Люди Платонова, особенно если их много собралось вместе, как народ джан или чевенгурцы, — как эта Эвридика. Тела чевенгурских женщин ничем не отличаются от ее души: “Эти женщины не имели молодости или другого ясного возраста, они меняли свое тело, свое место возраста и расцвета на пищу, и так как добыча пищи для них была всегда убыточной, то тело истратилось прежде смерти и задолго до нее; поэтому они были похожи на девочек и на старушек — на матерей и на младших невыкормленных сестер; от ласк мужей им стало бы больно и страшно. Прокофий их пробовал во время путешествия сжимать, забирая в фаэтон для испытания, но они кричали от его любви, как от своей болезни”. Тела женщин — только повод к отрешенности: “Поверх кожи для женщины начинался чужой мир, и ничто из него ей не удавалось приобрести, даже одежды для теплоты и сбережения тела как источника своей пищи и счастья других”.

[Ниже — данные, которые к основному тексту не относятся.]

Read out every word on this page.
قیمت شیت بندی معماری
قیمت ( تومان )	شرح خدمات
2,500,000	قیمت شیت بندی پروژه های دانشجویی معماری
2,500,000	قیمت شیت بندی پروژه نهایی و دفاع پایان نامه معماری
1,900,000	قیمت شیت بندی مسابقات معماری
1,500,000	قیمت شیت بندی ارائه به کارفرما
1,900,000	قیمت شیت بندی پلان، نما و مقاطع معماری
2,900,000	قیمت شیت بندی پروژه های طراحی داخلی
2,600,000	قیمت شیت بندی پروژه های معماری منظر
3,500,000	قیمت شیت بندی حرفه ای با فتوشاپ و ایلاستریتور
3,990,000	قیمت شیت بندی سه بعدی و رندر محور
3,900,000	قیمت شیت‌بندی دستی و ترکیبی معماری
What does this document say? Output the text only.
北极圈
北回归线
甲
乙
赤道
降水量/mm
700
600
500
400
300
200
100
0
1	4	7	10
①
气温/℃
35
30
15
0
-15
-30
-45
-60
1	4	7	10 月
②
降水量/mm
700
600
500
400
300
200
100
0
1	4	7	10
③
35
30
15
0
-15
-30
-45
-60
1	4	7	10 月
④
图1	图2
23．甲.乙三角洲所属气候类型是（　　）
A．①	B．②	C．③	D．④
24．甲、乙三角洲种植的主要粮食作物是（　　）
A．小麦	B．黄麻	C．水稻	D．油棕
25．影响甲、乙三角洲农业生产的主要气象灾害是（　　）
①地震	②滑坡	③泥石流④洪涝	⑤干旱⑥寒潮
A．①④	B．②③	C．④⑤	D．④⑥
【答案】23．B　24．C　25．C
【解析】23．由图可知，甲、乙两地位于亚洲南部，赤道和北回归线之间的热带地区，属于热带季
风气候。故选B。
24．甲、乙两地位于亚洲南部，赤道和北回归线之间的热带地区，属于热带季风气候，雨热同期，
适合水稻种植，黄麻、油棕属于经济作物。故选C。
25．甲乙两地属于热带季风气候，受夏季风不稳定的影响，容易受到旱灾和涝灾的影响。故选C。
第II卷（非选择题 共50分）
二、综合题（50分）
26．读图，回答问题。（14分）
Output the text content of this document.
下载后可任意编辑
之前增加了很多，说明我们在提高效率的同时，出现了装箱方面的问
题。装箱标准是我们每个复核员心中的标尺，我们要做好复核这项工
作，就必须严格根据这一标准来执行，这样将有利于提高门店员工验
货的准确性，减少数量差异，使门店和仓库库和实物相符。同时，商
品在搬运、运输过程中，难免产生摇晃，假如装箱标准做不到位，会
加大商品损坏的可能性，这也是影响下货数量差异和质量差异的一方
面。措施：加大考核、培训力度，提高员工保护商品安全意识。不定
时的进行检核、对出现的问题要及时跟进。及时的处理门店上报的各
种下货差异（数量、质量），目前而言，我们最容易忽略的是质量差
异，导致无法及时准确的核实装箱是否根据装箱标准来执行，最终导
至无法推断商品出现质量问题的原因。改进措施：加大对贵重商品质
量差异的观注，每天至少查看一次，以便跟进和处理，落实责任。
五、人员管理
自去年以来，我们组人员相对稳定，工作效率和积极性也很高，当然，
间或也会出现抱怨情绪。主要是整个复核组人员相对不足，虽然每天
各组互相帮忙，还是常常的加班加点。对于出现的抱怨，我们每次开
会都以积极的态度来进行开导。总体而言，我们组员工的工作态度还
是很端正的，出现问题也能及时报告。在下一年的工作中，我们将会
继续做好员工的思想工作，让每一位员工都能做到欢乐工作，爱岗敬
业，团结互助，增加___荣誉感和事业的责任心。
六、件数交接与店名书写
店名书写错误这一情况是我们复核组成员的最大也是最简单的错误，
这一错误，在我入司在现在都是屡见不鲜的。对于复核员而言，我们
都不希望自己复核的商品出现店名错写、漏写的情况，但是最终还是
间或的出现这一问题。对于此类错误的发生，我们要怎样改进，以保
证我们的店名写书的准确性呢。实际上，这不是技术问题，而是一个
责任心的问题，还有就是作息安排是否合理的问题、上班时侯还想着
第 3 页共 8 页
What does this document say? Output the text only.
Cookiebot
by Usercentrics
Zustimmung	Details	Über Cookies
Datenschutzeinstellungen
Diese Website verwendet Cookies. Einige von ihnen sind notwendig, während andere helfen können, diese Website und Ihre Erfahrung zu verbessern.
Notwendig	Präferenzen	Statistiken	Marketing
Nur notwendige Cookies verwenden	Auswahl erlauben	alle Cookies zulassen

Это отрешенное тело — пречистое тело, годное для евхаристии, как тело умирающего мальчика нищенки: “Мальчик сначала забылся в прохладе покойного сна, а потом сразу вскрикнул, открыл глаза и увидел, что мать вынимает его за голову из сумки, где ему было тепло среди мягкого хлеба, и раздает отваливающимися кусками его слабое тело, обросшее шерстью от пота и болезни, голым бабам-нищенкам. „Мать, — говорит он матери, — ты дура-побирушка, кто ж тебя будет кормить, на старости лет? Я и так худой, а ты меня другим подаешь!””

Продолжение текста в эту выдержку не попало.